The recent attack against Asian women has also brought attention to the distorted representation of Asian women in American media as sexualized objects. Not only are we misrepresented, we are critically under-represented in the film and media industry. As author and activist Helen Zia says, Asian Americans are not “missing in action”, they are missing in history”. My film then serves not only as a vital tool in discussing racism from a Chinese American perspective, but also as a project that celebrates womenʻs voices and histories. I can’t emphasize enough the significance of this moment in addressing racism and the rhetoric around the Asian woman.

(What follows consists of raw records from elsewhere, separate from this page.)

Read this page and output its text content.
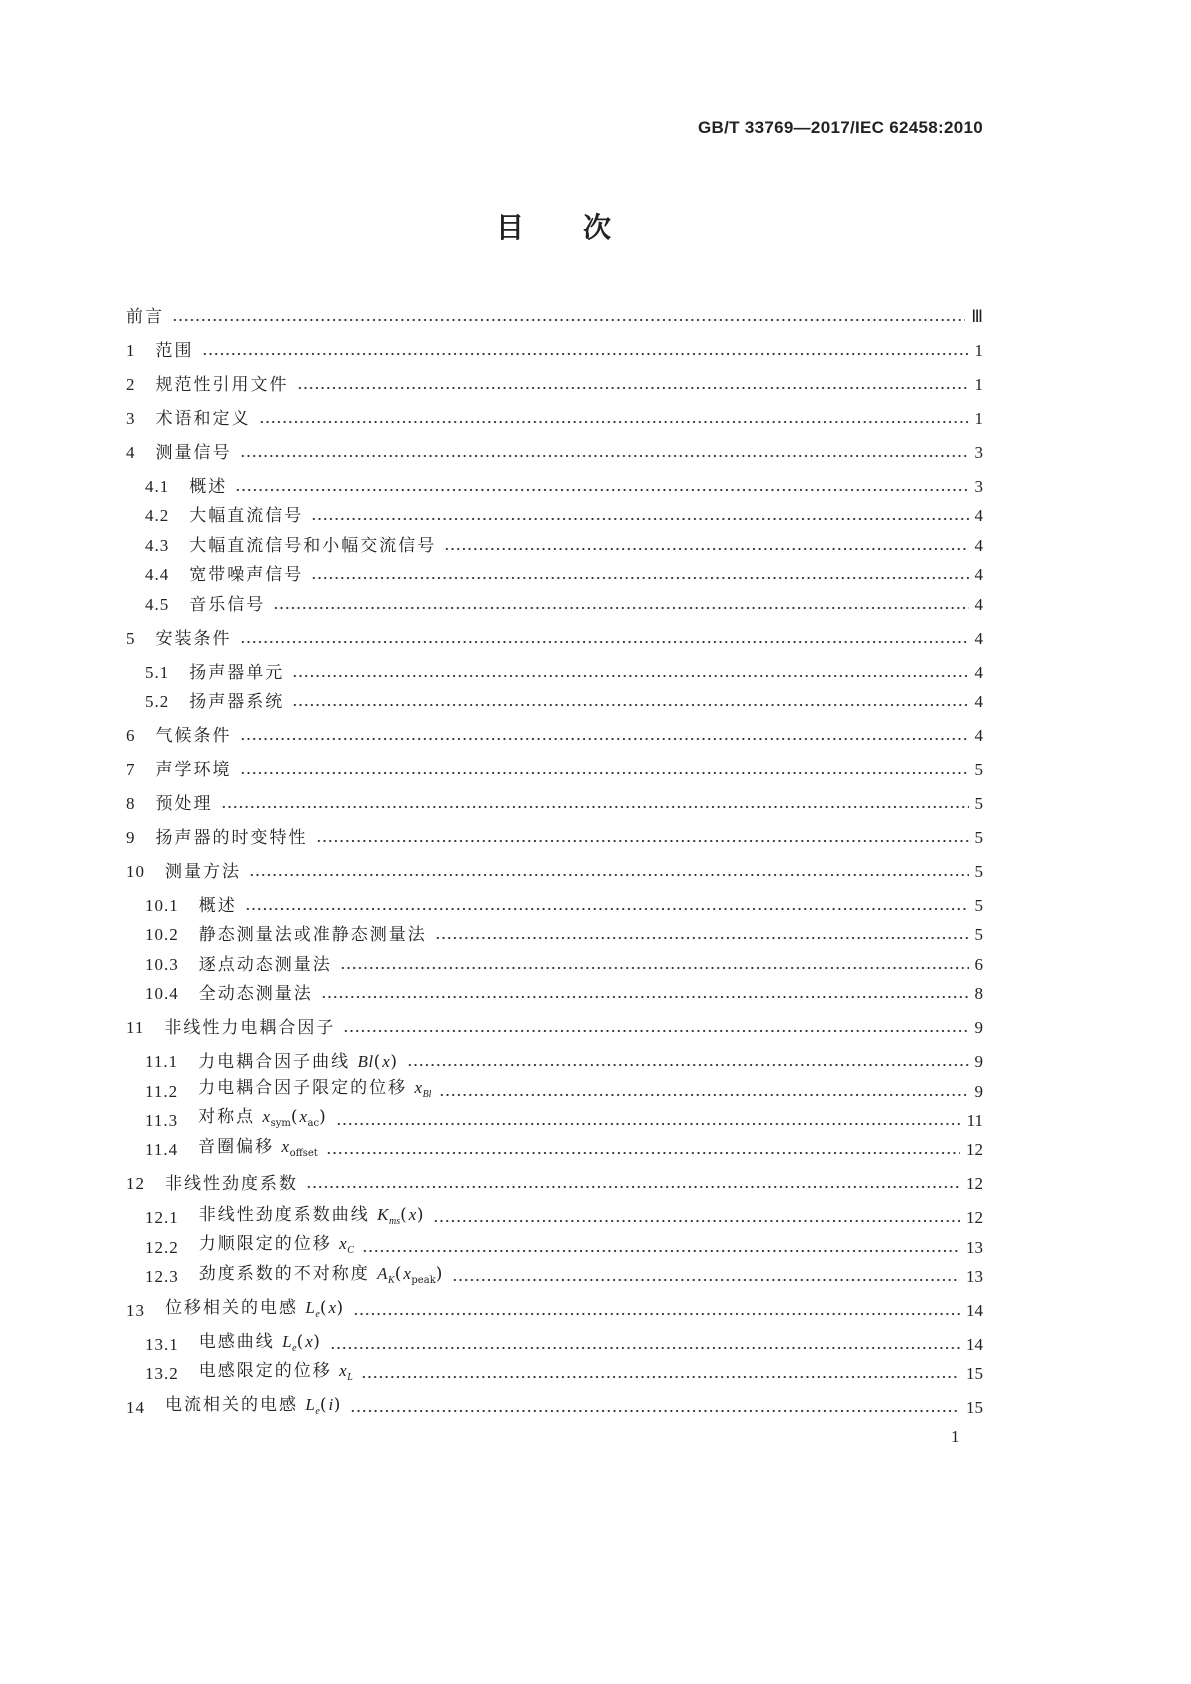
GB/T 33769—2017/IEC 62458:2010
目次
前言	Ⅲ
1 范围	1
2 规范性引用文件	1
3 术语和定义	1
4 测量信号	3
4.1 概述	3
4.2 大幅直流信号	4
4.3 大幅直流信号和小幅交流信号	4
4.4 宽带噪声信号	4
4.5 音乐信号	4
5 安装条件	4
5.1 扬声器单元	4
5.2 扬声器系统	4
6 气候条件	4
7 声学环境	5
8 预处理	5
9 扬声器的时变特性	5
10 测量方法	5
10.1 概述	5
10.2 静态测量法或准静态测量法	5
10.3 逐点动态测量法	6
10.4 全动态测量法	8
11 非线性力电耦合因子	9
11.1 力电耦合因子曲线 Bl(x)	9
11.2 力电耦合因子限定的位移 $x_{Bl}$	9
11.3 对称点 $x_{sym}(x_{ac})$	11
11.4 音圈偏移 $x_{offset}$	12
12 非线性劲度系数	12
12.1 非线性劲度系数曲线 $K_{ms}(x)$	12
12.2 力顺限定的位移 $x_C$	13
12.3 劲度系数的不对称度 $A_K(x_{peak})$	13
13 位移相关的电感 $L_e(x)$	14
13.1 电感曲线 $L_e(x)$	14
13.2 电感限定的位移 $x_L$	15
14 电流相关的电感 $L_e(i)$	15
1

I am now in the process of finalizing my edit. Then I will begin post-production, hoping to secure enough funds to cover expenses. I need to raise another US $50,000 to complete the film. My film is largely supported by CAAM (Center of Asian American Media). Asian American actor/activist Daniel Wu is attached to my project as producer and I hope to gather more support in light of the growing recognition of Asian American voices and how things need to change.
We all condemn acts of violence. But words donʻt mean anything unless there is concrete change. We learn from the past. And with my film, the untold stories and under-represented voices become important ways to create change in these transformative times.
“Blurring the Color Line: Chinese in the Segregated South”(new title) is a feature length documentary film that will be aired on public television throughout America, enter film festivals around the world, and be a part of the education and community spaces in order to create impact and much needed discussions. Here is a trailer for a glimpse into my progress. The password is “BCL”. Newly formed Asian American activist organization LAAUNCH also has a write up on my film.
There is an urgency with this film now. If you know anyone who might be interested in supporting this film, please share this letter. Donations can be made through my fiscal sponsor, Women Make Movies at https://www.wmm.com/sponsored-project/unruly-chinese-womendisrupting-racial-narratives/ or you can contact me for direct support.
Thank you again for your support and belief in this project. I look forward our continual journey and path to creating impact, disrupting existing binary views, and dismantling dominant structures that keep us down.